The quest to create a man-made fibre had resulted in the creation of rayon during the nineteenth century.  Rayon led the way in new yarn technology and inspired research into further man-made materials.  On 27 October 1938 the discovery of nylon was announced.  Instead of using a cellulose base (plant extracts) as rayon had done, nylon was created from organic compounds extracted from coal, water and air.

Experiments heated a dibasic acid (e.g. oxalic acid, sulphuric acid) and an organic compound to create a reaction that formed a chain of molecules.  Nylon was produced from phenol extracted from bituminous coal (the organic compound) and oxygen (used to form the dibasic acid).  The mixed solution was forced through a metal disc with small holes and set when it came into contact with the cool air.  Rayon required further processing at this stage to make it set.  The force applied to extrude the solution and the rate at which it was drawn from the nozzle controlled the thickness of the yarn.  Pigments could be added to the mixture prior to extrusion to change the final appearance of the nylon.  A white pigment was used to control the lustre of the yarn and colour pigments created yarns in a range of tones.  Stockings made with coloured yarns were referred to as 'Ingrain Hosiery'.

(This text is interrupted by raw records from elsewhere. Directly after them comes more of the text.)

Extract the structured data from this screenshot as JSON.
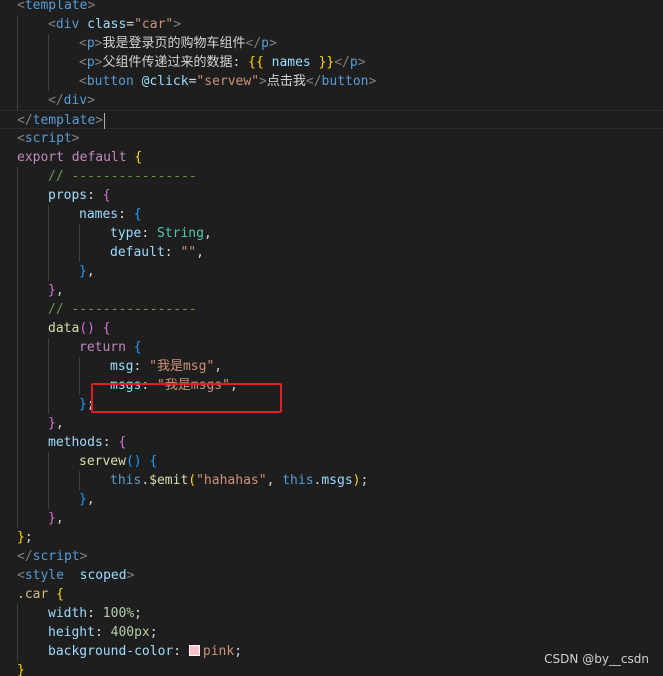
{
  "editor": {
    "lines": [
      {
        "indent": 0,
        "active": false,
        "tokens": [
          [
            "punc",
            "<"
          ],
          [
            "tag",
            "template"
          ],
          [
            "punc",
            ">"
          ]
        ]
      },
      {
        "indent": 1,
        "active": false,
        "tokens": [
          [
            "punc",
            "<"
          ],
          [
            "tag",
            "div"
          ],
          [
            "text",
            " "
          ],
          [
            "attr",
            "class"
          ],
          [
            "text",
            "="
          ],
          [
            "str",
            "\"car\""
          ],
          [
            "punc",
            ">"
          ]
        ]
      },
      {
        "indent": 2,
        "active": false,
        "tokens": [
          [
            "punc",
            "<"
          ],
          [
            "tag",
            "p"
          ],
          [
            "punc",
            ">"
          ],
          [
            "text",
            "我是登录页的购物车组件"
          ],
          [
            "punc",
            "</"
          ],
          [
            "tag",
            "p"
          ],
          [
            "punc",
            ">"
          ]
        ]
      },
      {
        "indent": 2,
        "active": false,
        "tokens": [
          [
            "punc",
            "<"
          ],
          [
            "tag",
            "p"
          ],
          [
            "punc",
            ">"
          ],
          [
            "text",
            "父组件传递过来的数据: "
          ],
          [
            "brace",
            "{{"
          ],
          [
            "text",
            " "
          ],
          [
            "var",
            "names"
          ],
          [
            "text",
            " "
          ],
          [
            "brace",
            "}}"
          ],
          [
            "punc",
            "</"
          ],
          [
            "tag",
            "p"
          ],
          [
            "punc",
            ">"
          ]
        ]
      },
      {
        "indent": 2,
        "active": false,
        "tokens": [
          [
            "punc",
            "<"
          ],
          [
            "tag",
            "button"
          ],
          [
            "text",
            " "
          ],
          [
            "attr",
            "@click"
          ],
          [
            "text",
            "="
          ],
          [
            "str",
            "\"servew\""
          ],
          [
            "punc",
            ">"
          ],
          [
            "text",
            "点击我"
          ],
          [
            "punc",
            "</"
          ],
          [
            "tag",
            "button"
          ],
          [
            "punc",
            ">"
          ]
        ]
      },
      {
        "indent": 1,
        "active": false,
        "tokens": [
          [
            "punc",
            "</"
          ],
          [
            "tag",
            "div"
          ],
          [
            "punc",
            ">"
          ]
        ]
      },
      {
        "indent": 0,
        "active": true,
        "cursor": true,
        "tokens": [
          [
            "punc",
            "</"
          ],
          [
            "tag",
            "template"
          ],
          [
            "punc",
            ">"
          ]
        ]
      },
      {
        "indent": 0,
        "active": false,
        "tokens": [
          [
            "punc",
            "<"
          ],
          [
            "tag",
            "script"
          ],
          [
            "punc",
            ">"
          ]
        ]
      },
      {
        "indent": 0,
        "active": false,
        "tokens": [
          [
            "kw",
            "export"
          ],
          [
            "text",
            " "
          ],
          [
            "kw",
            "default"
          ],
          [
            "text",
            " "
          ],
          [
            "brace",
            "{"
          ]
        ]
      },
      {
        "indent": 1,
        "active": false,
        "tokens": [
          [
            "comment",
            "// ----------------"
          ]
        ]
      },
      {
        "indent": 1,
        "active": false,
        "tokens": [
          [
            "prop",
            "props"
          ],
          [
            "text",
            ": "
          ],
          [
            "brace2",
            "{"
          ]
        ]
      },
      {
        "indent": 2,
        "active": false,
        "tokens": [
          [
            "prop",
            "names"
          ],
          [
            "text",
            ": "
          ],
          [
            "brace3",
            "{"
          ]
        ]
      },
      {
        "indent": 3,
        "active": false,
        "tokens": [
          [
            "prop",
            "type"
          ],
          [
            "text",
            ": "
          ],
          [
            "type",
            "String"
          ],
          [
            "text",
            ","
          ]
        ]
      },
      {
        "indent": 3,
        "active": false,
        "tokens": [
          [
            "prop",
            "default"
          ],
          [
            "text",
            ": "
          ],
          [
            "str",
            "\"\""
          ],
          [
            "text",
            ","
          ]
        ]
      },
      {
        "indent": 2,
        "active": false,
        "tokens": [
          [
            "brace3",
            "}"
          ],
          [
            "text",
            ","
          ]
        ]
      },
      {
        "indent": 1,
        "active": false,
        "tokens": [
          [
            "brace2",
            "}"
          ],
          [
            "text",
            ","
          ]
        ]
      },
      {
        "indent": 1,
        "active": false,
        "tokens": [
          [
            "comment",
            "// ----------------"
          ]
        ]
      },
      {
        "indent": 1,
        "active": false,
        "tokens": [
          [
            "fn",
            "data"
          ],
          [
            "brace2",
            "()"
          ],
          [
            "text",
            " "
          ],
          [
            "brace2",
            "{"
          ]
        ]
      },
      {
        "indent": 2,
        "active": false,
        "tokens": [
          [
            "kw",
            "return"
          ],
          [
            "text",
            " "
          ],
          [
            "brace3",
            "{"
          ]
        ]
      },
      {
        "indent": 3,
        "active": false,
        "tokens": [
          [
            "prop",
            "msg"
          ],
          [
            "text",
            ": "
          ],
          [
            "str",
            "\"我是msg\""
          ],
          [
            "text",
            ","
          ]
        ]
      },
      {
        "indent": 3,
        "active": false,
        "tokens": [
          [
            "prop",
            "msgs"
          ],
          [
            "text",
            ": "
          ],
          [
            "str",
            "\"我是msgs\""
          ],
          [
            "text",
            ","
          ]
        ]
      },
      {
        "indent": 2,
        "active": false,
        "tokens": [
          [
            "brace3",
            "}"
          ],
          [
            "text",
            ";"
          ]
        ]
      },
      {
        "indent": 1,
        "active": false,
        "tokens": [
          [
            "brace2",
            "}"
          ],
          [
            "text",
            ","
          ]
        ]
      },
      {
        "indent": 1,
        "active": false,
        "tokens": [
          [
            "prop",
            "methods"
          ],
          [
            "text",
            ": "
          ],
          [
            "brace2",
            "{"
          ]
        ]
      },
      {
        "indent": 2,
        "active": false,
        "tokens": [
          [
            "fn",
            "servew"
          ],
          [
            "brace3",
            "()"
          ],
          [
            "text",
            " "
          ],
          [
            "brace3",
            "{"
          ]
        ]
      },
      {
        "indent": 3,
        "active": false,
        "tokens": [
          [
            "this",
            "this"
          ],
          [
            "text",
            "."
          ],
          [
            "fn",
            "$emit"
          ],
          [
            "brace",
            "("
          ],
          [
            "str",
            "\"hahahas\""
          ],
          [
            "text",
            ", "
          ],
          [
            "this",
            "this"
          ],
          [
            "text",
            "."
          ],
          [
            "prop",
            "msgs"
          ],
          [
            "brace",
            ")"
          ],
          [
            "text",
            ";"
          ]
        ]
      },
      {
        "indent": 2,
        "active": false,
        "tokens": [
          [
            "brace3",
            "}"
          ],
          [
            "text",
            ","
          ]
        ]
      },
      {
        "indent": 1,
        "active": false,
        "tokens": [
          [
            "brace2",
            "}"
          ],
          [
            "text",
            ","
          ]
        ]
      },
      {
        "indent": 0,
        "active": false,
        "tokens": [
          [
            "brace",
            "}"
          ],
          [
            "text",
            ";"
          ]
        ]
      },
      {
        "indent": 0,
        "active": false,
        "tokens": [
          [
            "punc",
            "</"
          ],
          [
            "tag",
            "script"
          ],
          [
            "punc",
            ">"
          ]
        ]
      },
      {
        "indent": 0,
        "active": false,
        "tokens": [
          [
            "punc",
            "<"
          ],
          [
            "tag",
            "style"
          ],
          [
            "text",
            "  "
          ],
          [
            "attr",
            "scoped"
          ],
          [
            "punc",
            ">"
          ]
        ]
      },
      {
        "indent": 0,
        "active": false,
        "tokens": [
          [
            "sel",
            ".car"
          ],
          [
            "text",
            " "
          ],
          [
            "brace",
            "{"
          ]
        ]
      },
      {
        "indent": 1,
        "active": false,
        "tokens": [
          [
            "cssprop",
            "width"
          ],
          [
            "text",
            ": "
          ],
          [
            "num",
            "100%"
          ],
          [
            "text",
            ";"
          ]
        ]
      },
      {
        "indent": 1,
        "active": false,
        "tokens": [
          [
            "cssprop",
            "height"
          ],
          [
            "text",
            ": "
          ],
          [
            "num",
            "400px"
          ],
          [
            "text",
            ";"
          ]
        ]
      },
      {
        "indent": 1,
        "active": false,
        "tokens": [
          [
            "cssprop",
            "background-color"
          ],
          [
            "text",
            ": "
          ],
          [
            "swatch",
            "#ffc0cb"
          ],
          [
            "str",
            "pink"
          ],
          [
            "text",
            ";"
          ]
        ]
      },
      {
        "indent": 0,
        "active": false,
        "tokens": [
          [
            "brace",
            "}"
          ]
        ]
      }
    ]
  },
  "watermark": "CSDN @by__csdn"
}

To prepare the yarn for knitting the nylon was stretched by winding it from one spool to another.  The receiving spool would rotate at a faster speed than the feeding spool and stretch the nylon in the process.  The process improved the elasticity of the yarns and increases its tensile strength.  This resulted in a yarn ideal for knitting stockings.  In comparison with other fibres traditionally used for stockings, nylon was more resistant to wear and snagging.  Nylon was also more robust than other fibres when brought into contact with liquids.  Water and commonly used detergents did not affect nylon, unlike rayon, which often tore when damp.  The nylon yarn only absorbs a small quantity of water and dries out quickly after washing.

The wetting and thermal properties of nylon were also used to shape stockings.  Steamed applied to a stocking placed on a shaping board (a thin piece of wood the shape of a leg) caused the nylon to become more plastic and take on the shape of the board.  Once dried the shape would be retained, even during washing, as long as the original setting temperature was not exceeded.  This process, known as 'pre-boarding', ensured that circular knitted seamless hose were able to offer a tight fit around the ankles.